The Federal Goverment will push ahead with a controversial website that exposes the national test results of schools despite union threats and suggestions the site has become Labor’s latest “internet debacle”.

The MySchool website will go live on January 28, Education Minister Julia Gillard confirmed yesterday.

The Australian Education Union had earlier issued an ultimatum to Gillard - either prevent MySchool becoming a ‘league table’ that named and shamed underperforming schools or teachers wouldn't hold the national tests that generated performance data for the site.

Gillard would not “rule anything out” if the national testing ban was enforced - setting the scene for a further showdown on the issue.

“Teachers, parents and principals are united in their opposition to damaging league tables which rank schools according to their test results,” the union’s federal president Angelo Gavrielatos said.       
 
“Schools in disadvantaged areas will be publicly branded as failing schools.
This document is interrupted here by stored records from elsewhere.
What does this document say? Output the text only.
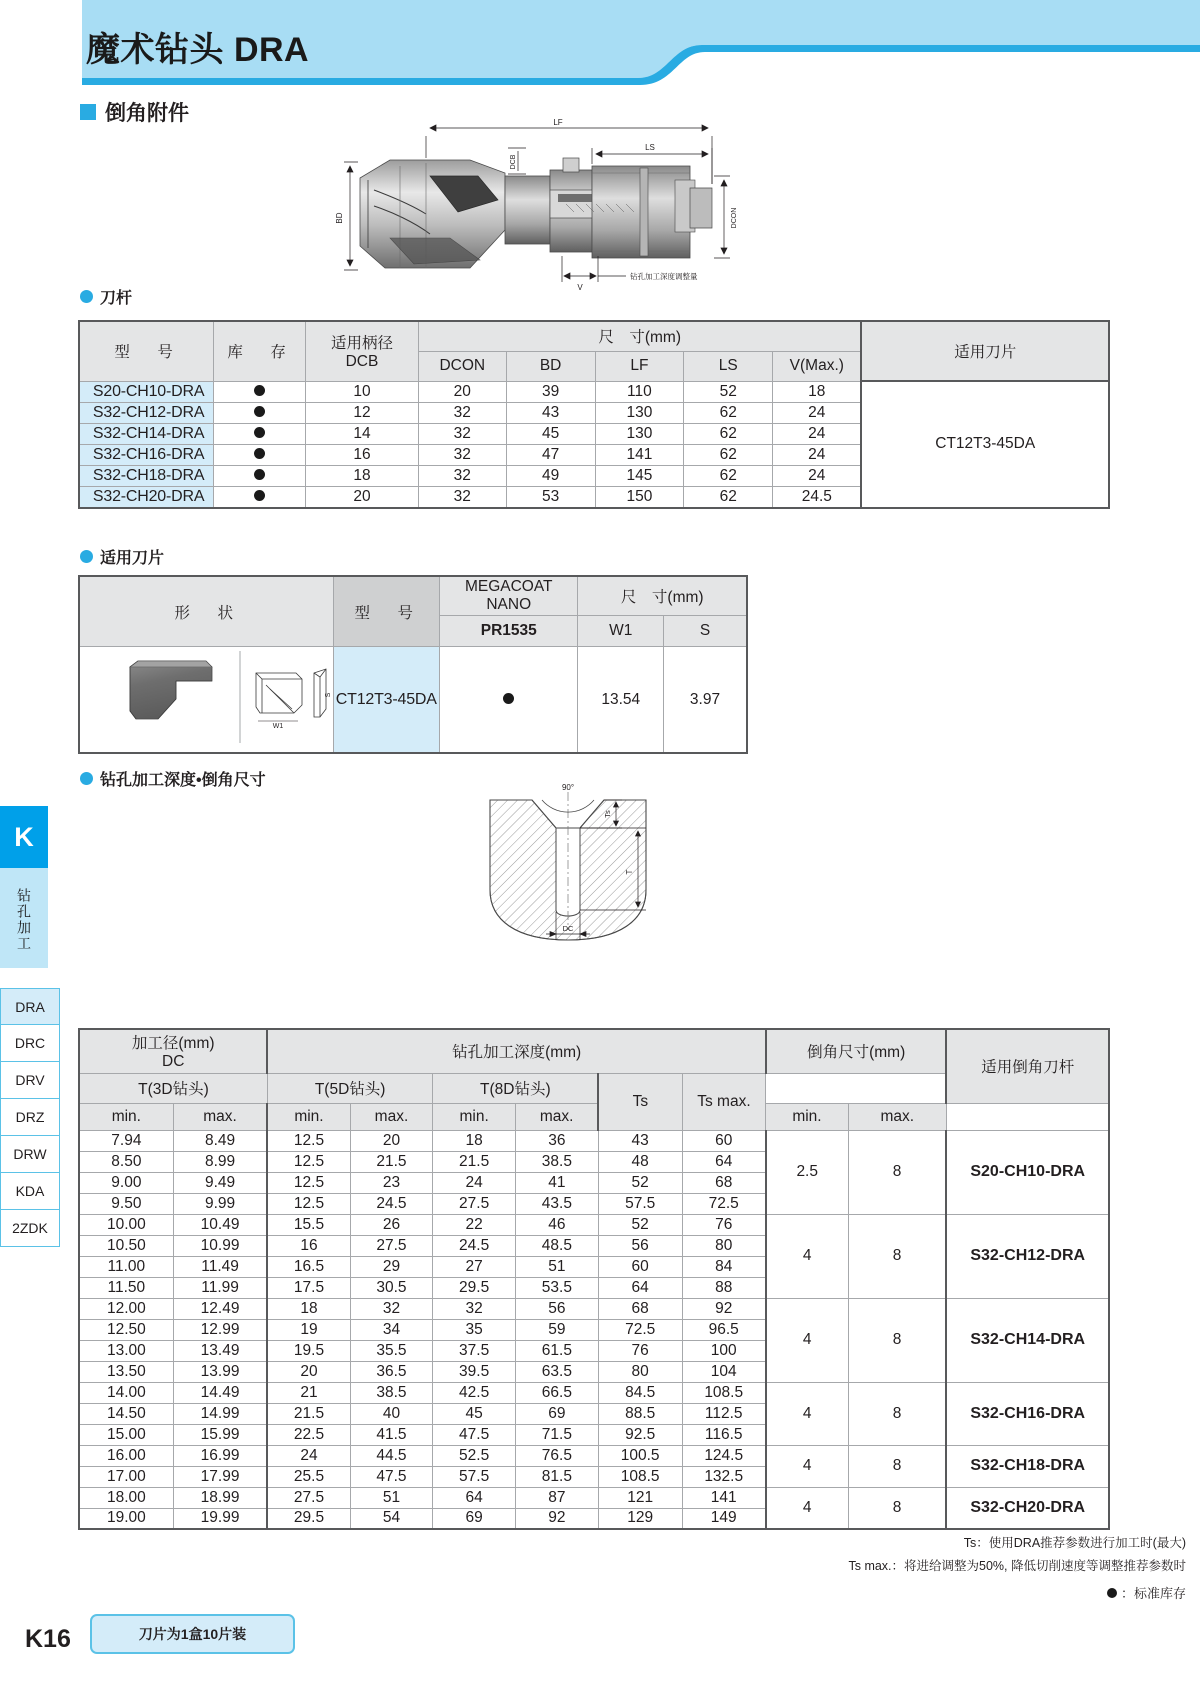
魔术钻头 DRA
倒角附件	LF
DCB
LS
BD	DCON
V
钻孔加工深度调整量
刀杆
型　号	库　存	适用柄径
DCB	尺　寸(mm)					适用刀片
			DCON	BD	LF	LS	V(Max.)	
S20-CH10-DRA		10	20	39	110	52	18	CT12T3-45DA
S32-CH12-DRA		12	32	43	130	62	24	
S32-CH14-DRA		14	32	45	130	62	24	
S32-CH16-DRA		16	32	47	141	62	24	
S32-CH18-DRA		18	32	49	145	62	24	
S32-CH20-DRA		20	32	53	150	62	24.5	
适用刀片
形　状	型　号	MEGACOAT NANO	尺　寸(mm)	
		PR1535	W1	S

W1
S	CT12T3-45DA		13.54	3.97
钻孔加工深度•倒角尺寸	90°
Ts
T
DC
加工径(mm)
DC		钻孔加工深度(mm)						倒角尺寸(mm)		适用倒角刀杆
T(3D钻头)		T(5D钻头)		T(8D钻头)		Ts	Ts max.			
min.	max.	min.	max.	min.	max.			min.	max.	
7.94	8.49	12.5	20	18	36	43	60	2.5	8	S20-CH10-DRA
8.50	8.99	12.5	21.5	21.5	38.5	48	64			
9.00	9.49	12.5	23	24	41	52	68			
9.50	9.99	12.5	24.5	27.5	43.5	57.5	72.5			
10.00	10.49	15.5	26	22	46	52	76	4	8	S32-CH12-DRA
10.50	10.99	16	27.5	24.5	48.5	56	80			
11.00	11.49	16.5	29	27	51	60	84			
11.50	11.99	17.5	30.5	29.5	53.5	64	88			
12.00	12.49	18	32	32	56	68	92	4	8	S32-CH14-DRA
12.50	12.99	19	34	35	59	72.5	96.5			
13.00	13.49	19.5	35.5	37.5	61.5	76	100			
13.50	13.99	20	36.5	39.5	63.5	80	104			
14.00	14.49	21	38.5	42.5	66.5	84.5	108.5	4	8	S32-CH16-DRA
14.50	14.99	21.5	40	45	69	88.5	112.5			
15.00	15.99	22.5	41.5	47.5	71.5	92.5	116.5			
16.00	16.99	24	44.5	52.5	76.5	100.5	124.5	4	8	S32-CH18-DRA
17.00	17.99	25.5	47.5	57.5	81.5	108.5	132.5			
18.00	18.99	27.5	51	64	87	121	141	4	8	S32-CH20-DRA
19.00	19.99	29.5	54	69	92	129	149			
Ts：使用DRA推荐参数进行加工时(最大)
Ts max.：将进给调整为50%, 降低切削速度等调整推荐参数时
：标准库存
K
钻孔加工
DRA
DRC
DRV
DRZ
DRW
KDA
2ZDK
K16	刀片为1盒10片装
That unfair branding has a damaging impact on students, teachers and parents and makes the job of addressing disadvantage much harder.
 
“If the Federal Government refuses to protect students and school communities from the damaging effects of league tables, teachers will take action to protect them.”
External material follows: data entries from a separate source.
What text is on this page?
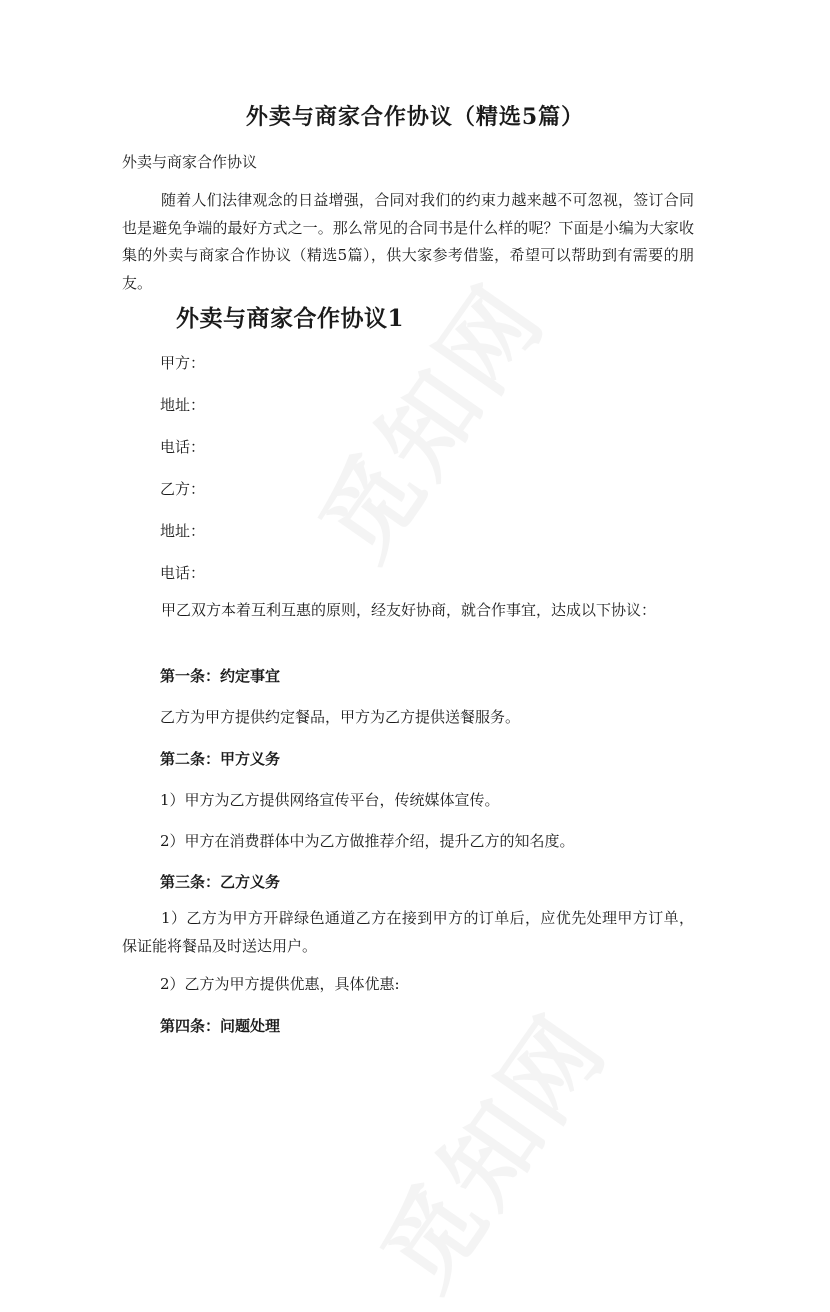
外卖与商家合作协议（精选5篇）
外卖与商家合作协议

随着人们法律观念的日益增强，合同对我们的约束力越来越不可忽视，签订合同也是避免争端的最好方式之一。那么常见的合同书是什么样的呢？下面是小编为大家收集的外卖与商家合作协议（精选5篇），供大家参考借鉴，希望可以帮助到有需要的朋友。

外卖与商家合作协议1
甲方：
地址：
电话：
乙方：
地址：
电话：

甲乙双方本着互利互惠的原则，经友好协商，就合作事宜，达成以下协议：

第一条：约定事宜
乙方为甲方提供约定餐品，甲方为乙方提供送餐服务。
第二条：甲方义务
1）甲方为乙方提供网络宣传平台，传统媒体宣传。
2）甲方在消费群体中为乙方做推荐介绍，提升乙方的知名度。
第三条：乙方义务

1）乙方为甲方开辟绿色通道乙方在接到甲方的订单后，应优先处理甲方订单，保证能将餐品及时送达用户。

2）乙方为甲方提供优惠，具体优惠:
第四条：问题处理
MySchool will launch with data from the past two years of national tests. Gillard believed the threat by teachers to ban this year’s tests, due in May, would be bad for students, parents “and the future of education in this country.

“This is not about league tables,” Gillard said.

“It is about enabling parents and Australians generally to look at a school and see how it’s going and compare it with schools teaching similar students right around the nation.”

Gillard said the information on MySchool was “rich performance information”, not a league table.

She said MySchool would make it easier to identify top performing schools from which best practices could be learned.

It would also make underperforming schools easier to spot - so “we can be there with new resources and new reforms to make a difference”, Gillard said.

“I would say to the Australian Education Union the worst thing in the world is for a child to be in an underperforming school, not getting a good education and for no one to ever know about it and no one to ever do anything to remedy it,” she said.

“Transparency will make sure we shine a spotlight on where we need to do better as well as celebrating when schools are doing really well.”

That suggestion was quashed by the union.

“We don’t need league tables to work out which schools are struggling and need extra
resources. Governments already have that information,” Gavrielatos said.

Shadow education minister Christopher Pyne stopped short of condoning the proposed ban on national tests, but said the Coalition shared the union’s “frustration”.

He lumped MySchool into the same basket as other Labor-led websites that had failed to launch.

“Like ‘Fuelwatch’ and ‘Grocerywatch’ the ‘Myschool’ website is fast becoming another Labor internet debacle,” Pyne said.

“The truth is that while Ms Gillard has adopted the Coalition’s policy to increase transparency within schools, her push to launch the Myschool website without giving principals the tools to address the inevitable concerns parents will raise is like asking a boxer to fight with one arm tied behind his back.”